The IOC document also included the case of hyperandrogenism, or the presence of high levels of testosterone in female athletes. In 2014, Indian sprinter Dutee Chand was suspended by the International Association of Athletics Federations (IAAF) due to hyperandrogenism and missed the Commonwealth games and Asian games. In July 2015, she won her case in Court of Arbitration for Sport, which ruled the IAAF had failed to prove that women with naturally high levels of testosterone had a competitive edge. She was cleared to compete, and this allowed female athletes with naturally elevated levels of testosterone to compete.

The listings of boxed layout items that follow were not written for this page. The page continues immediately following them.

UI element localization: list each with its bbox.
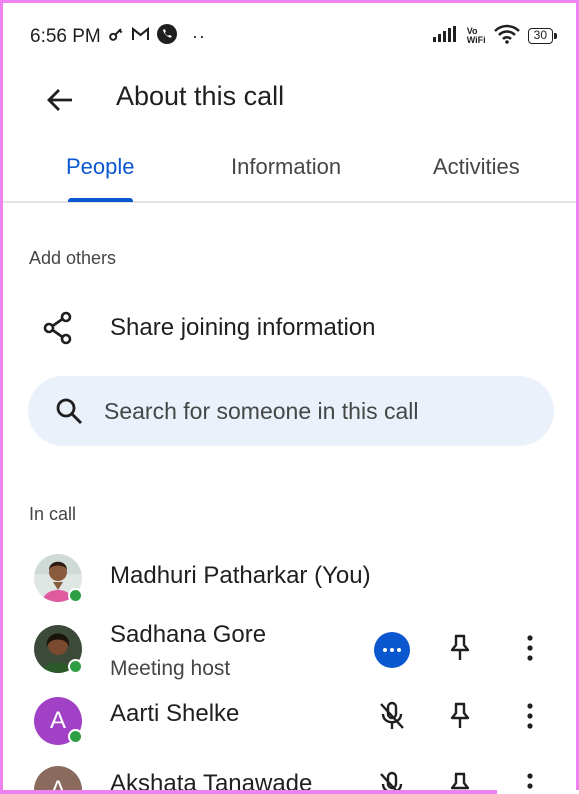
online-status-dot <box>68 588 83 603</box>
participant-row[interactable]: A Aarti Shelke <box>0 688 579 758</box>
back-button[interactable] <box>40 82 80 122</box>
tab-information[interactable]: Information <box>231 154 341 180</box>
mic-off-icon <box>378 701 406 736</box>
participant-row[interactable]: Madhuri Patharkar (You) <box>0 542 579 612</box>
more-horiz-icon <box>374 632 410 668</box>
online-status-dot <box>68 659 83 674</box>
pin-icon <box>449 634 471 667</box>
vowifi-bottom-text: WiFi <box>466 35 486 45</box>
active-tab-indicator <box>68 198 133 202</box>
more-notifications-icon: ·· <box>192 25 206 46</box>
battery-icon: 30 <box>527 28 558 44</box>
participant-role: Meeting host <box>110 657 231 680</box>
tab-people[interactable]: People <box>66 154 135 180</box>
vowifi-icon: Vo WiFi <box>467 27 486 45</box>
search-icon <box>54 396 84 426</box>
more-vert-icon <box>526 702 534 734</box>
participant-name: Sadhana Gore <box>110 621 267 648</box>
pin-icon <box>449 702 471 735</box>
gmail-icon <box>131 26 150 47</box>
overflow-menu-button[interactable] <box>512 632 548 668</box>
participant-row[interactable]: A Akshata Tanawade <box>0 760 579 794</box>
arrow-back-icon <box>46 88 74 117</box>
share-joining-info-label: Share joining information <box>110 314 376 341</box>
app-bar: About this call <box>0 76 579 136</box>
share-joining-info-button[interactable]: Share joining information <box>0 300 579 358</box>
tab-bar: People Information Activities <box>0 136 579 203</box>
status-left-icons: ·· <box>108 23 206 49</box>
more-vert-icon <box>526 634 534 666</box>
pin-button[interactable] <box>442 632 478 668</box>
wifi-icon <box>493 24 520 49</box>
participant-row[interactable]: Sadhana Gore Meeting host <box>0 615 579 685</box>
status-right-icons: Vo WiFi 30 <box>432 24 558 49</box>
overflow-menu-button[interactable] <box>512 700 548 736</box>
phone-icon <box>157 23 177 49</box>
tab-activities[interactable]: Activities <box>433 154 520 180</box>
participant-name: Madhuri Patharkar (You) <box>110 562 371 589</box>
online-status-dot <box>68 729 83 744</box>
pin-button[interactable] <box>442 700 478 736</box>
page-title: About this call <box>116 81 285 111</box>
participant-name: Aarti Shelke <box>110 700 240 727</box>
status-bar: 6:56 PM ·· Vo WiFi 30 <box>0 0 579 76</box>
status-time: 6:56 PM <box>30 26 101 47</box>
add-others-label: Add others <box>29 248 117 268</box>
key-icon <box>108 26 124 47</box>
mute-status <box>374 700 410 736</box>
share-icon <box>42 310 74 346</box>
search-input[interactable] <box>104 391 534 431</box>
more-options-button[interactable] <box>374 632 410 668</box>
in-call-label: In call <box>29 504 77 524</box>
frame-bottom-gap <box>497 790 579 794</box>
signal-icon <box>432 25 459 47</box>
frame-bottom-edge <box>0 790 497 794</box>
search-bar[interactable] <box>28 376 554 446</box>
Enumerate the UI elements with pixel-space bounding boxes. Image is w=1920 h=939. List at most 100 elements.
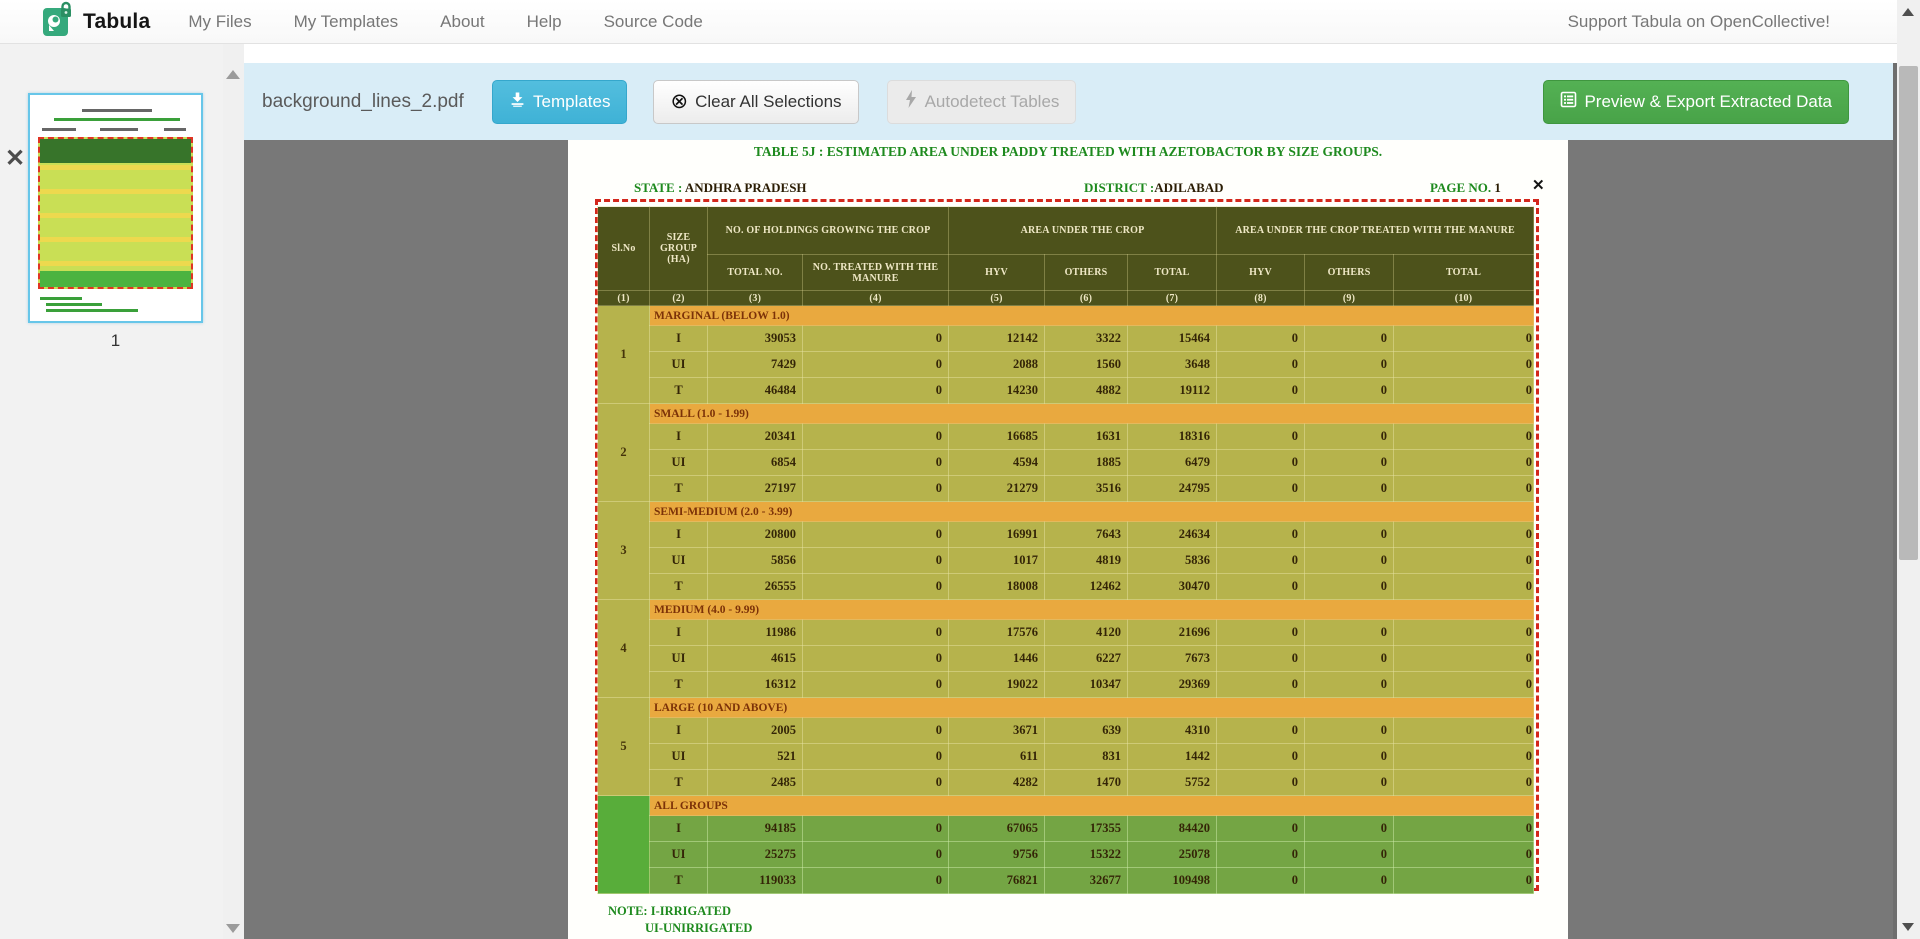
nav-item-source-code[interactable]: Source Code [604, 12, 703, 32]
irrigation-code-cell: I [650, 326, 708, 352]
value-cell: 0 [1394, 522, 1534, 548]
size-group-label: MEDIUM (4.0 - 9.99) [650, 600, 1534, 620]
templates-button[interactable]: Templates [492, 80, 627, 124]
section-label-row: 3SEMI-MEDIUM (2.0 - 3.99) [598, 502, 1534, 522]
value-cell: 0 [1394, 816, 1534, 842]
scrollbar-down-icon[interactable] [1902, 923, 1914, 931]
irrigation-code-cell: I [650, 718, 708, 744]
value-cell: 9756 [949, 842, 1045, 868]
value-cell: 0 [1305, 868, 1394, 894]
irrigation-code-cell: UI [650, 842, 708, 868]
col-num: (6) [1045, 291, 1128, 306]
value-cell: 5752 [1128, 770, 1217, 796]
brand-link[interactable]: Tabula [42, 1, 150, 42]
header-area-group: AREA UNDER THE CROP [949, 207, 1217, 255]
preview-export-button[interactable]: Preview & Export Extracted Data [1543, 80, 1849, 124]
nav-item-about[interactable]: About [440, 12, 484, 32]
value-cell: 18008 [949, 574, 1045, 600]
value-cell: 17576 [949, 620, 1045, 646]
value-cell: 0 [1394, 868, 1534, 894]
autodetect-button-label: Autodetect Tables [925, 92, 1060, 112]
sidebar-scroll-down-icon[interactable] [226, 924, 240, 933]
value-cell: 20800 [708, 522, 803, 548]
value-cell: 0 [1394, 450, 1534, 476]
scrollbar-thumb[interactable] [1899, 66, 1918, 560]
value-cell: 0 [803, 816, 949, 842]
size-group-label: SEMI-MEDIUM (2.0 - 3.99) [650, 502, 1534, 522]
value-cell: 0 [1394, 424, 1534, 450]
note-line: NOTE: I-IRRIGATED [608, 903, 752, 920]
value-cell: 46484 [708, 378, 803, 404]
irrigation-code-cell: T [650, 574, 708, 600]
value-cell: 14230 [949, 378, 1045, 404]
value-cell: 0 [1394, 770, 1534, 796]
value-cell: 0 [803, 620, 949, 646]
value-cell: 26555 [708, 574, 803, 600]
nav-item-my-files[interactable]: My Files [188, 12, 251, 32]
nav-item-my-templates[interactable]: My Templates [294, 12, 399, 32]
col-num: (10) [1394, 291, 1534, 306]
value-cell: 0 [1305, 574, 1394, 600]
clear-all-selections-button[interactable]: ⊗ Clear All Selections [653, 80, 858, 124]
templates-save-icon [509, 91, 526, 113]
table-row: UI52106118311442000 [598, 744, 1534, 770]
irrigation-code-cell: T [650, 770, 708, 796]
mini-stripe [40, 213, 191, 218]
value-cell: 831 [1045, 744, 1128, 770]
value-cell: 0 [803, 842, 949, 868]
sidebar-scroll-up-icon[interactable] [226, 70, 240, 79]
thumb-meta-line [42, 128, 76, 131]
autodetect-tables-button[interactable]: Autodetect Tables [887, 80, 1077, 124]
header-others: OTHERS [1045, 255, 1128, 291]
value-cell: 0 [803, 352, 949, 378]
value-cell: 611 [949, 744, 1045, 770]
value-cell: 0 [1217, 424, 1305, 450]
table-row: UI68540459418856479000 [598, 450, 1534, 476]
support-link[interactable]: Support Tabula on OpenCollective! [1568, 12, 1920, 32]
header-area-treated-group: AREA UNDER THE CROP TREATED WITH THE MAN… [1217, 207, 1534, 255]
irrigation-code-cell: T [650, 476, 708, 502]
value-cell: 0 [803, 450, 949, 476]
pdf-viewer-area: TABLE 5J : ESTIMATED AREA UNDER PADDY TR… [244, 140, 1893, 939]
value-cell: 0 [803, 378, 949, 404]
irrigation-code-cell: I [650, 620, 708, 646]
value-cell: 2088 [949, 352, 1045, 378]
table-row: T163120190221034729369000 [598, 672, 1534, 698]
page-thumbnail[interactable] [28, 93, 203, 323]
header-total-2: TOTAL [1394, 255, 1534, 291]
scrollbar-up-icon[interactable] [1902, 8, 1914, 16]
col-num: (1) [598, 291, 650, 306]
value-cell: 0 [1217, 868, 1305, 894]
value-cell: 4615 [708, 646, 803, 672]
value-cell: 0 [1305, 646, 1394, 672]
value-cell: 1017 [949, 548, 1045, 574]
value-cell: 5836 [1128, 548, 1217, 574]
remove-page-icon[interactable]: ✕ [5, 144, 25, 173]
header-size-group: SIZE GROUP (HA) [650, 207, 708, 291]
irrigation-code-cell: UI [650, 744, 708, 770]
value-cell: 0 [1394, 378, 1534, 404]
value-cell: 5856 [708, 548, 803, 574]
size-group-label: MARGINAL (BELOW 1.0) [650, 306, 1534, 326]
value-cell: 0 [803, 476, 949, 502]
table-row: UI46150144662277673000 [598, 646, 1534, 672]
value-cell: 0 [1217, 326, 1305, 352]
irrigation-code-cell: UI [650, 646, 708, 672]
value-cell: 0 [1217, 646, 1305, 672]
value-cell: 0 [1217, 770, 1305, 796]
selection-close-icon[interactable]: ✕ [1532, 176, 1545, 194]
value-cell: 109498 [1128, 868, 1217, 894]
value-cell: 4120 [1045, 620, 1128, 646]
value-cell: 0 [803, 770, 949, 796]
value-cell: 0 [1305, 620, 1394, 646]
value-cell: 0 [1217, 476, 1305, 502]
nav-item-help[interactable]: Help [527, 12, 562, 32]
thumb-note-line [40, 297, 82, 300]
table-row: T11903307682132677109498000 [598, 868, 1534, 894]
value-cell: 19112 [1128, 378, 1217, 404]
col-num: (5) [949, 291, 1045, 306]
irrigation-code-cell: UI [650, 548, 708, 574]
export-button-label: Preview & Export Extracted Data [1584, 92, 1832, 112]
value-cell: 0 [1305, 522, 1394, 548]
value-cell: 1885 [1045, 450, 1128, 476]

“The IAAF, with support from other International Federations, National Olympic Committees and other sports organizations, is encouraged to revert to CAS with arguments and evidence to support the reinstatement of its hyperandrogenism rules,” reads the IOC’s document.

Previously, the IOC used to conduct gender verification tests at the Olympics. These chromosome-based screenings were dropped prior to the 2000 Sydney Games because they were viewed as unscientific and unethical.

The new proposal might help transgender athletes like Chris Mosier, who qualified for the US Sprint Duathlon team last year, compete against men. Mosier has not undergone gender reassignment surgery, but meets the hormone replacement guidelines. It is not known whether the International Triathlon Union will also adopt the new regulations for Mosier to compete in the World Championships in Spain this June. This could determine whether he will qualify for an Olympic spot.

The new set of guidelines were introduced in November. Olympics officials have not confirmed the new policy, but are expected to do so in time for the June Olympics.